Pukka CEO, Tim Westwell, said: “If we are going to address the global problem of climate change there has to be a step change in how businesses behave. We feel strongly that businesses, such as Pukka Herbs, have a responsibility and, through 1% for the Planet, an opportunity to contribute to this. As we connect people with the health-giving power of herbs we can give back and protect the environment that is the source of our business, as well as our lives. We’d love it if more companies joined us for the benefit of people, plants and planet.”

Other speakers at the event included environmentalist, writer and co-founder of Forum for the Future, Jonathon Porritt and Surfers Against Sewage CEO Hugo Tagholm.

“Environmental causes present the biggest existential threat in the whole history of human kind on this planet, the fact that only 3% of total philanthropic giving goes into environmental causes is unbelievable,” said Porritt.

“You don’t prosper as a business when the life support systems on which we all depend are collapsing. There is a very simple correlation between business success and planetary security. This role now is very important and I think it will grow and the contribution from organizations like 1% for the Planet will become more and more important,” he added.

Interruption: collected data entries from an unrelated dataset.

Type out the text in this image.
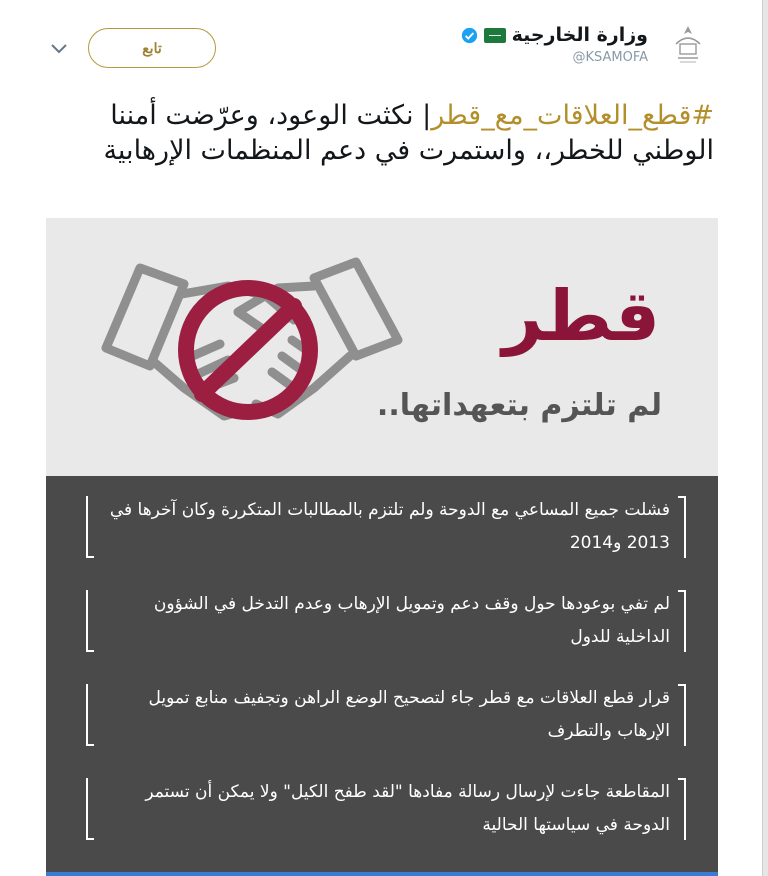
تابع
وزارة الخارجية
@KSAMOFA
#قطع_العلاقات_مع_قطر| نكثت الوعود، وعرّضت أمننا الوطني للخطر،، واستمرت في دعم المنظمات الإرهابية
قطر
لم تلتزم بتعهداتها..
فشلت جميع المساعي مع الدوحة ولم تلتزم بالمطالبات المتكررة وكان آخرها في 2013 و2014
لم تفي بوعودها حول وقف دعم وتمويل الإرهاب وعدم التدخل في الشؤون الداخلية للدول
قرار قطع العلاقات مع قطر جاء لتصحيح الوضع الراهن وتجفيف منابع تمويل الإرهاب والتطرف
المقاطعة جاءت لإرسال رسالة مفادها "لقد طفح الكيل" ولا يمكن أن تستمر الدوحة في سياستها الحالية
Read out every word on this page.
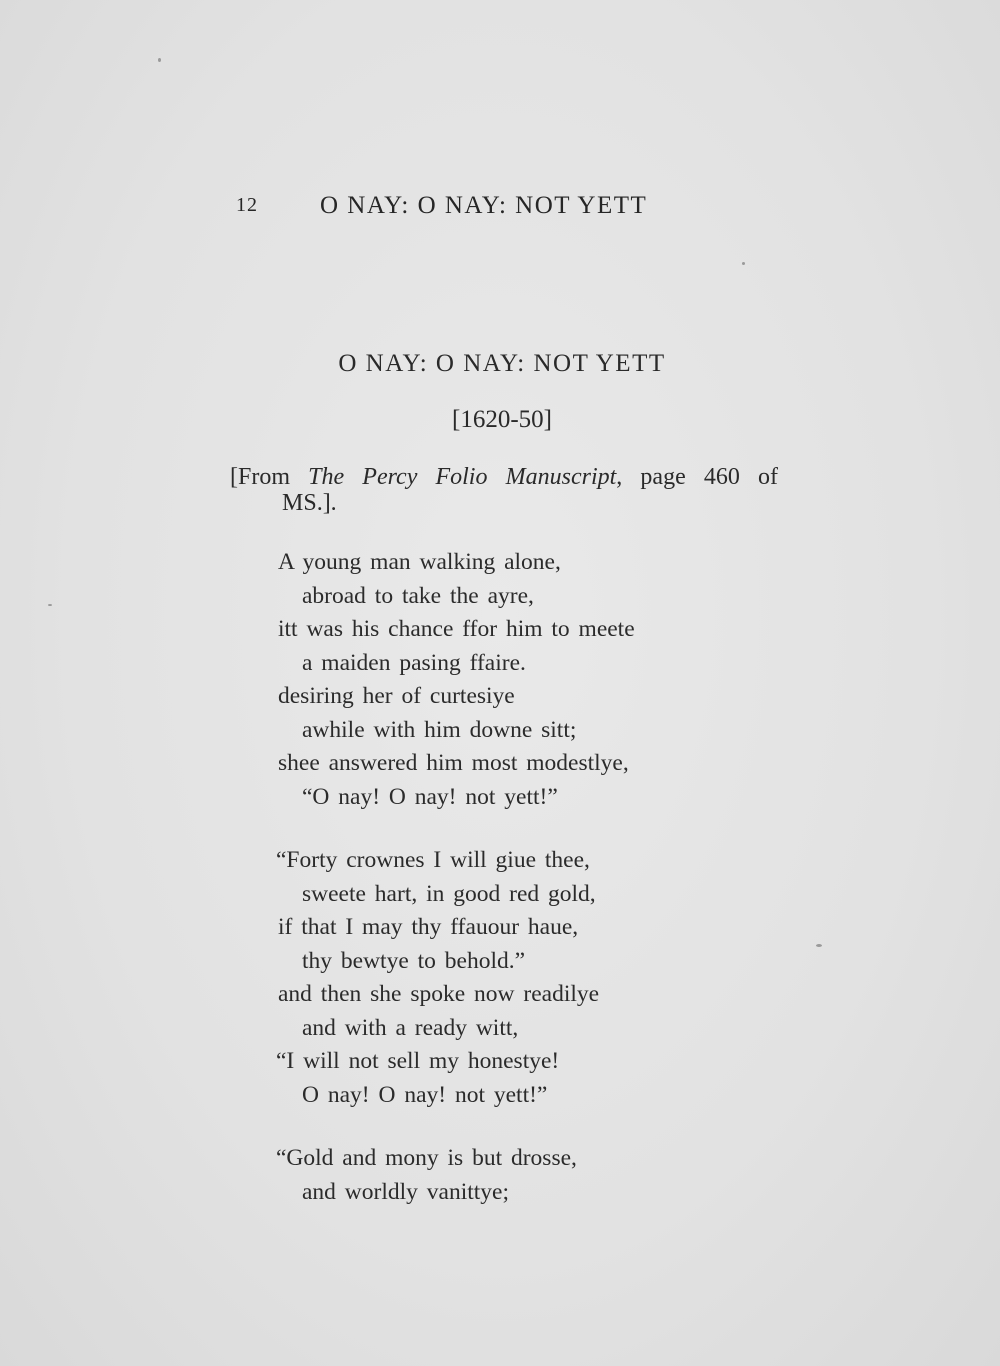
12 O NAY: O NAY: NOT YETT
O NAY: O NAY: NOT YETT
[1620-50]
[From The Percy Folio Manuscript, page 460 of
MS.].
A young man walking alone,
abroad to take the ayre,
itt was his chance ffor him to meete
a maiden pasing ffaire.
desiring her of curtesiye
awhile with him downe sitt;
shee answered him most modestlye,
“O nay! O nay! not yett!”
“Forty crownes I will giue thee,
sweete hart, in good red gold,
if that I may thy ffauour haue,
thy bewtye to behold.”
and then she spoke now readilye
and with a ready witt,
“I will not sell my honestye!
O nay! O nay! not yett!”
“Gold and mony is but drosse,
and worldly vanittye;
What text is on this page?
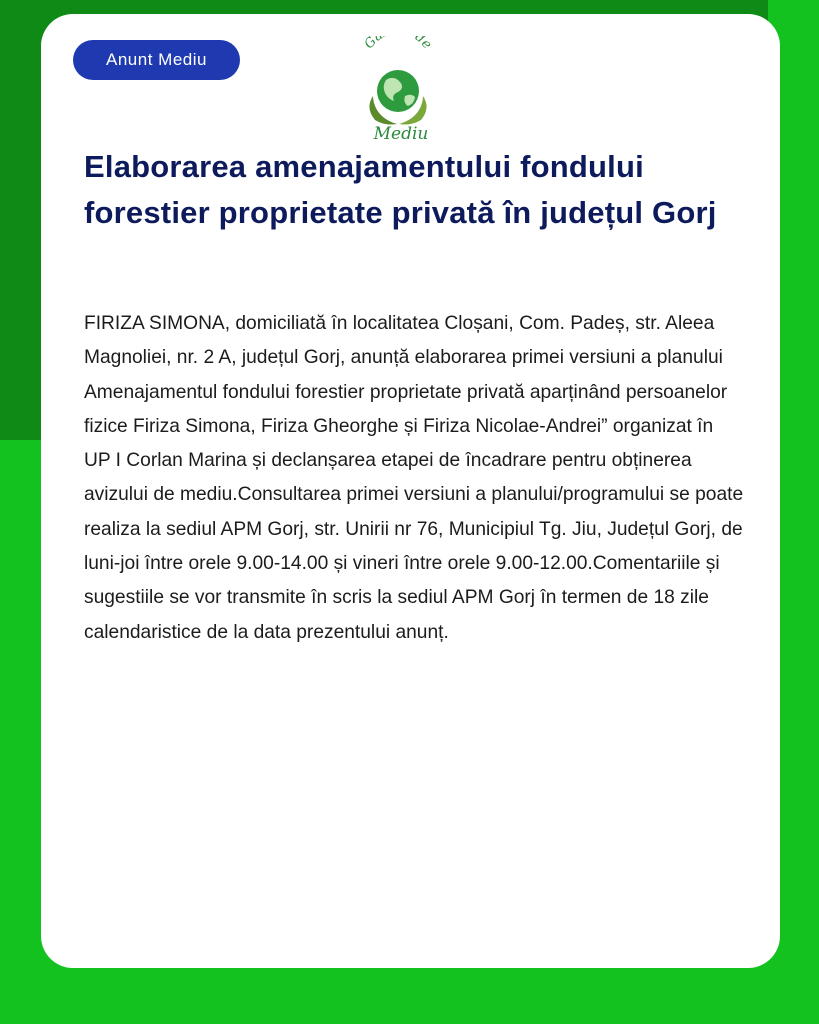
Anunt Mediu
Ga de
Mediu
Elaborarea amenajamentului fondului forestier proprietate privată în județul Gorj

FIRIZA SIMONA, domiciliată în localitatea Cloșani, Com. Padeș, str. Aleea Magnoliei, nr. 2 A, județul Gorj, anunță elaborarea primei versiuni a planului Amenajamentul fondului forestier proprietate privată aparținând persoanelor fizice Firiza Simona, Firiza Gheorghe și Firiza Nicolae-Andrei” organizat în UP I Corlan Marina și declanșarea etapei de încadrare pentru obținerea avizului de mediu.Consultarea primei versiuni a planului/programului se poate realiza la sediul APM Gorj, str. Unirii nr 76, Municipiul Tg. Jiu, Județul Gorj, de luni-joi între orele 9.00-14.00 și vineri între orele 9.00-12.00.Comentariile și sugestiile se vor transmite în scris la sediul APM Gorj în termen de 18 zile calendaristice de la data prezentului anunț.
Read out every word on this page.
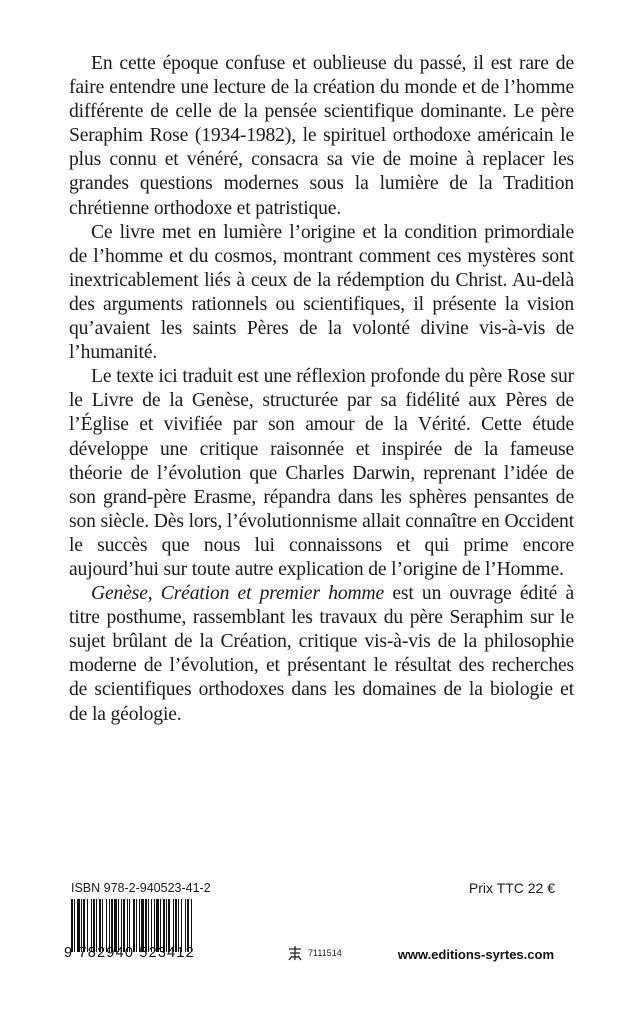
En cette époque confuse et oublieuse du passé, il est rare de faire entendre une lecture de la création du monde et de l’homme différente de celle de la pensée scientifique dominante. Le père Seraphim Rose (1934-1982), le spirituel orthodoxe américain le plus connu et vénéré, consacra sa vie de moine à replacer les grandes questions modernes sous la lumière de la Tradition chrétienne orthodoxe et patristique.

Ce livre met en lumière l’origine et la condition primordiale de l’homme et du cosmos, montrant comment ces mystères sont inextricablement liés à ceux de la rédemption du Christ. Au-delà des arguments rationnels ou scientifiques, il présente la vision qu’avaient les saints Pères de la volonté divine vis-à-vis de l’humanité.

Le texte ici traduit est une réflexion profonde du père Rose sur le Livre de la Genèse, structurée par sa fidélité aux Pères de l’Église et vivifiée par son amour de la Vérité. Cette étude développe une critique raisonnée et inspirée de la fameuse théorie de l’évolution que Charles Darwin, reprenant l’idée de son grand-père Erasme, répandra dans les sphères pensantes de son siècle. Dès lors, l’évolutionnisme allait connaître en Occident le succès que nous lui connaissons et qui prime encore aujourd’hui sur toute autre explication de l’origine de l’Homme.

Genèse, Création et premier homme est un ouvrage édité à titre posthume, rassemblant les travaux du père Seraphim sur le sujet brûlant de la Création, critique vis-à-vis de la philosophie moderne de l’évolution, et présentant le résultat des recherches de scientifiques orthodoxes dans les domaines de la biologie et de la géologie.

ISBN 978-2-940523-41-2	Prix TTC 22 €
9 782940 523412	7111514	www.editions-syrtes.com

The event also highlighted the impact that the FTSE 100 – the combined turnover of which is over £1 trillion – could make on positive climate action. A 1% contribution (£10 billion) towards protecting the environment through the 1% For the Planet network would enable: the acquisition of 100,000,000 acres; the offsetting of 1.5 billion metric tons of carbon; the planting 15 billion trees in developed countries or 150 billion trees in developing countries; and the restoration of over 28 trillion litres of water in stream and river projects that would directly restore economic and ecological vitality of fresh water ecosystems.

Surfers Against Sewage is one of the environmental charities that has benefitted from 1% for the Planet. The charity’s CEO Hugo Tagholm commented: “You all might have been to the supermarket recently and had to take your own bags along, which was a great victory. My team worked very hard with a number of other charities to bring about that new legislation … that victory means that there is now an 80% reduction in the number of plastic bags given out in supermarkets.

“1% for the Planet is vital to help us do what we do best, for us to innovate, resource some of our best campaigns and we can’t do it without these types of funds.”

The organization was created by Yvon Chouinard (founder of Patagonia) and Craig Mathews (former owner of Blue Ribbon) in 2002, since which time members have donated over $145 million.

Photo: from left to right: Hugo Tagholm, Tim Westwell, Kate Williams, Jonathon Porritt and Sebastian Pole.